Göreve başladığınız tarih olan 4 Haziran 2023’ten bu yana kaç kadın cinayeti işlenmiştir? Söz konusu kadınlardan kaçı koruma talebinde bulunmuş ve kaçı hakkında koruma kararı alınmıştır?
“Kadının güçlenmesi” hedefi bakımından kadına yönelik şiddeti azaltma ve kadın cinayetlerini önlemeye ilişkin ne tür ekonomik, sosyal ve yasal tedbirler alınmıştır?
Her üç kadından birinin yoksulluk veya sosyal dışlanma riskine karşın “Kadının Güçlenmesi Strateji Belgesi ve Eylem Planı” çerçevesinde ne tür tedbirler alınmıştır?
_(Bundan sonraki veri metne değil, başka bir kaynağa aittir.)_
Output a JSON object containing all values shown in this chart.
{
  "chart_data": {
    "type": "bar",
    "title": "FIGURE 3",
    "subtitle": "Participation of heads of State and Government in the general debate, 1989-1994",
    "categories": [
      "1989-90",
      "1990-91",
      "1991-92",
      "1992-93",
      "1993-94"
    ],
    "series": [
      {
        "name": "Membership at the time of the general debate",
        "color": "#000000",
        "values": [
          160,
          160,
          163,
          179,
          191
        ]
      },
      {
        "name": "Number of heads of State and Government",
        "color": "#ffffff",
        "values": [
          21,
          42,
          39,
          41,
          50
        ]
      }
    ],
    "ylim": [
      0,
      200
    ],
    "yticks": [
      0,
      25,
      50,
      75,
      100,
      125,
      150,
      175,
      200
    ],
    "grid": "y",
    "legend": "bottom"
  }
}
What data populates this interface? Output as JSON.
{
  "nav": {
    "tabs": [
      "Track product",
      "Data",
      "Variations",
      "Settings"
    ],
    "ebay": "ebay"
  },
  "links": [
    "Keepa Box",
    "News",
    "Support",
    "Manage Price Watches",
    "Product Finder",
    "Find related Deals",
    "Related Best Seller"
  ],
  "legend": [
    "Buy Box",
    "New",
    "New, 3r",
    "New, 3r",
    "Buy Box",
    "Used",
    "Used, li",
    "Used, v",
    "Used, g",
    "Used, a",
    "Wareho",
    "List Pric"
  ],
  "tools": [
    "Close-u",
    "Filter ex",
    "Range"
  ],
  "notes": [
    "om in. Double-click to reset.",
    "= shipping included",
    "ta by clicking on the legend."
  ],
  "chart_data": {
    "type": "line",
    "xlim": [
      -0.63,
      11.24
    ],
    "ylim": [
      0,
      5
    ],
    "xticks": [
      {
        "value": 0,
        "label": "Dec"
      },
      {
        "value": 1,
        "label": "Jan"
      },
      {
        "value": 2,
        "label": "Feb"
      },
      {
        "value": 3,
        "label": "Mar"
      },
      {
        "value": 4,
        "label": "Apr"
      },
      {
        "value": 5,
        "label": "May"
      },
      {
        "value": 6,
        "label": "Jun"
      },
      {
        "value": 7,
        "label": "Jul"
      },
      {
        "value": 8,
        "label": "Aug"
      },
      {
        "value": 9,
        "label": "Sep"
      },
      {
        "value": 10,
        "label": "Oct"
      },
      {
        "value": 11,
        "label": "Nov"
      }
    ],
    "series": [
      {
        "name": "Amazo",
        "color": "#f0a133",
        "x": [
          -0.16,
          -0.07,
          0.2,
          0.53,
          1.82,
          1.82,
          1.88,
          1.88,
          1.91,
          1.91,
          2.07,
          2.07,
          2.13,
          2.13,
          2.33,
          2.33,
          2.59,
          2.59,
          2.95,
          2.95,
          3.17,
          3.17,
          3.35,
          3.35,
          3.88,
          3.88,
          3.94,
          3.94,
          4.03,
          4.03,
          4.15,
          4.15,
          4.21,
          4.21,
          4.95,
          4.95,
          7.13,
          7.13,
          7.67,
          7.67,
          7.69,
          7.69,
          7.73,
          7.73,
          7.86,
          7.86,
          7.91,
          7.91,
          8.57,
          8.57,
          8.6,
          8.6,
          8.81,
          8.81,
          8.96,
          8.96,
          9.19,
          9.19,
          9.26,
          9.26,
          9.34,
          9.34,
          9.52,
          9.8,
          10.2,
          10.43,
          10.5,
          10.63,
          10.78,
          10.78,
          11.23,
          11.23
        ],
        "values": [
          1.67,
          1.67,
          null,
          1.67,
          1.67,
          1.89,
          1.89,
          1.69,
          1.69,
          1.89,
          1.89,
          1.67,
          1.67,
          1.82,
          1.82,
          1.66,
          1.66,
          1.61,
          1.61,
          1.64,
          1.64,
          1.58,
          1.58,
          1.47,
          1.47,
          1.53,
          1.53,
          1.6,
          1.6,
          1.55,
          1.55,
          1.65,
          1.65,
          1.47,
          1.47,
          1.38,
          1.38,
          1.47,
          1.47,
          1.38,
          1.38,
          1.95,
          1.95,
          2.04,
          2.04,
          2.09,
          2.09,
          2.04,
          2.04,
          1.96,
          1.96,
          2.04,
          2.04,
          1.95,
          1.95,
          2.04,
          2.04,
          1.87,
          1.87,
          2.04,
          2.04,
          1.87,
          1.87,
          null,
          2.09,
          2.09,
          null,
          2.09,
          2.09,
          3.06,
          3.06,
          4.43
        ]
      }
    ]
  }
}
Bu hususta gerekli çalışmalar yapılmışsa her üç kadından birinin hala bu risk altında olmasını nasıl değerlendiriyorsunuz?
Yaşam Memnuniyeti Araştırması sonuçlarına göre kadınların %35,9’u yaşadığı çevrede gece yalnız yürürken kendini güvensiz hissetmesine ilişkin ne tür tedbirler alınmaktasınız? İlgili paydaş kurumlarla bir işbirliğiniz var mıdır?
Kadının Güçlenmesi Strateji Belgesi ve Eylem Planının, ‘kadının güçlenmesi ve toplumsal statüsü’ bakımımdan gerekli etki analizleri yapılmış mıdır? “Eğitim, ekonomi, sağlık, karar alma mekanizmalarına katılım ve medya” gibi temel eksenlerde belirlenen hedeflere ulaşma oranı nedir?
Söz konusu planlarda özel politika gerektiren gruplar olarak tanımlanan “Kız çocukları, engelli kadınlar, yaşlı kadınlar, kırsal alanda yaşayan kadınlar, geçici koruma/uluslararası koruma başvurusu veya statüsü sahibi kadınlar, tutuklu ve hükümlü kadınlar, şiddet mağduru kadınlar, yoksul kadınlara” ilişkin ne tür özel politikalar yapılmıştır? Bu politikaların yeterli iyileşme sağladığını düşünüyor musunuz?